Los adjetivos sirven para mucho. A veces para ensalzar, otras para enmarcar. Hoy me sirven para protestar contra una decisión que considero:

Burda-Incorrecta-Brutal-Ladina-Inaudita-Obtusa-Torpe-Excesiva-Cínica-Acultural

Necia-Arbitraria-Confusa-Increible-Ofuscada-Nauseabunda-Artera-Letal


Todos esos adjetivos y muchos más se me han ocurrido, se me ocurren y se me ocurrirán.

Ay! Cuánta desazón!




15 comentarios:

macgo dijo...

Pues a no ser Injusta, creo que no te has dejado ninguno.

6 de mayo de 2010, 7:27
Felipe dijo...

Vengo de casa de Rafa y tu pones la la música triste

Hay que joderse con esta tropa


Buen día,olvido de adjetivos y al curro para comernos las lentejas.

Quien no tiene cabeza no tiene corazón

Besos

6 de mayo de 2010, 7:30
Dean dijo...

A este paso nos vamos a tener que conformar con la wikipedia.
Un saludo.

6 de mayo de 2010, 7:30
RGAlmazán dijo...

Pues sí, se podrían poner más adjetivos, muchos más, todos los negativos. Ha sido un golpe bajo a la cultura, y duele.
Besos.

Salud y República

6 de mayo de 2010, 8:21
Txema dijo...

Me sumo a vuestra desazón.

6 de mayo de 2010, 10:39
Dilaida dijo...

A pesar de todos los adjetivos que les pones creo que te quedas corta, pero a mi tampoco se me ocurren más.
Bicos

6 de mayo de 2010, 15:04
sara dijo...

Tienes tanta razón..sin comentarios.

Buen artículo, Carmen!!

besos y abrazos de tu niña gallega, esta que te quiere tanto

Sara

6 de mayo de 2010, 15:36
Lakacerola dijo...

¿Y éste es el gobierno que dice que para salir de la crisis hay que apostar por I+D y por más formación y preparación desde las aulas?
País éste!!!
Un abrazo.

6 de mayo de 2010, 16:11
Cosechadel66.es dijo...

Alucino....

Con la boca abierta, me he quedado.

Carpe Diem

6 de mayo de 2010, 17:16
__MARÍA__ dijo...

Ahí estamos, lamiéndonos las heridas, porque como dice Rafa, nos ha hecho mucha pupa.

Besos

6 de mayo de 2010, 17:19
mariajesusparadela dijo...

Si pones Biblioteca Nacional de Sinde y Cia, puedes añadir unos cuantos adjetivos más y seguro que no sobran.

6 de mayo de 2010, 17:43
Pau Llanes dijo...

Hace unas semanas que voy leyendo este blog y tus propuestas con interés. Llegué aquí de casualidad, es un decir, siguiendo el rastro de alguien que había escrito un hermoso pensamiento en mi blog dormido confesándome su entusiasmo al “encontrarme”… Aun sonámbulo agradecí sus palabras entre otros modos leyendo sus textos y de paso siguiendo sus rastros en otros blogs ajenos. Así llegué al tuyo y me quedé un rato… Hoy, lejos, recién llegado a México en donde me quedare unos meses vagamundeando, me decido a escribirte algo…

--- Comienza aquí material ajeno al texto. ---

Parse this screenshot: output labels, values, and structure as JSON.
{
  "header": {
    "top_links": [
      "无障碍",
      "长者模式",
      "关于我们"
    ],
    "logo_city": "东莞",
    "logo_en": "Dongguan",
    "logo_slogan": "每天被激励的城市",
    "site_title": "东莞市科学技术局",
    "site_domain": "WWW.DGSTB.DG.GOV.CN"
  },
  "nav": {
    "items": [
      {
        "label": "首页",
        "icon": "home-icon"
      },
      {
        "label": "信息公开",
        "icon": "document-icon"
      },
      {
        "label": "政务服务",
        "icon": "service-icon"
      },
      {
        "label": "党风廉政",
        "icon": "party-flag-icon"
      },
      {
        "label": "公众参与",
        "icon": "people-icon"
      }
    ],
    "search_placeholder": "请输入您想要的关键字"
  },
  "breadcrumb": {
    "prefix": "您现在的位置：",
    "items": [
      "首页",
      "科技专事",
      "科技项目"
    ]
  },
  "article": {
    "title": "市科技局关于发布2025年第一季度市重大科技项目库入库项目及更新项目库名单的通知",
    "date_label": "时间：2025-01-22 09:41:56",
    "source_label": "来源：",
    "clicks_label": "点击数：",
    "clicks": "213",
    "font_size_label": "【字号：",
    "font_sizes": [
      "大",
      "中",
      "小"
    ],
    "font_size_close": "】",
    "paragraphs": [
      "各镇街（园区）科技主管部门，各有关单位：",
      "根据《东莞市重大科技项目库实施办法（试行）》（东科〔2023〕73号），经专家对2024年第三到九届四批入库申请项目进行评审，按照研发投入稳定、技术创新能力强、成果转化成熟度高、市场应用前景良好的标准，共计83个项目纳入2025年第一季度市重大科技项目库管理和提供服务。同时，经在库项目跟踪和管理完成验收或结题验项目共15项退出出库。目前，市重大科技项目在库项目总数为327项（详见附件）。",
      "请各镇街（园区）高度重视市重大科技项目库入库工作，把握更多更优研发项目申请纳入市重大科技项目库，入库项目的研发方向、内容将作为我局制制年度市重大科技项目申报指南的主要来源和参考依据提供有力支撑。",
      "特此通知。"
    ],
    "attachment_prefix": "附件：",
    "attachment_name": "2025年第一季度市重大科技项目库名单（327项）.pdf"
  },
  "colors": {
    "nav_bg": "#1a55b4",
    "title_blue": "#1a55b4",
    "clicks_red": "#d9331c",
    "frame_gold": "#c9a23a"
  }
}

Me duelen esas decisiones, la que apuntas en Biblioteca Nacional por ejemplo, cómo no. Las conozco, las he sufrido en carne propia, llueve sobre mojado. Estos políticos, estas politiquerías… “No pongas tus manos sucias sobre Mozart”, recuerdo que escribió más o menos hace años Manuel Vicent un artículo que luego se convirtió en libro recopilatorio… “No pongáis vuestras sucias manos sobre la cultura, políticos de pacotilla, ganapanes de todo pelaje, oportunistas, népotas”, escribo yo a su estela… Me duelen todavía estas cosas más de lo debido, confieso, y eso que deliberadamente corté, amputé, mis cordones umbilicales con el arte y la cultura organización (política) en este país. Será el recuerdo reflejo del miembro amputado o qué sé yo…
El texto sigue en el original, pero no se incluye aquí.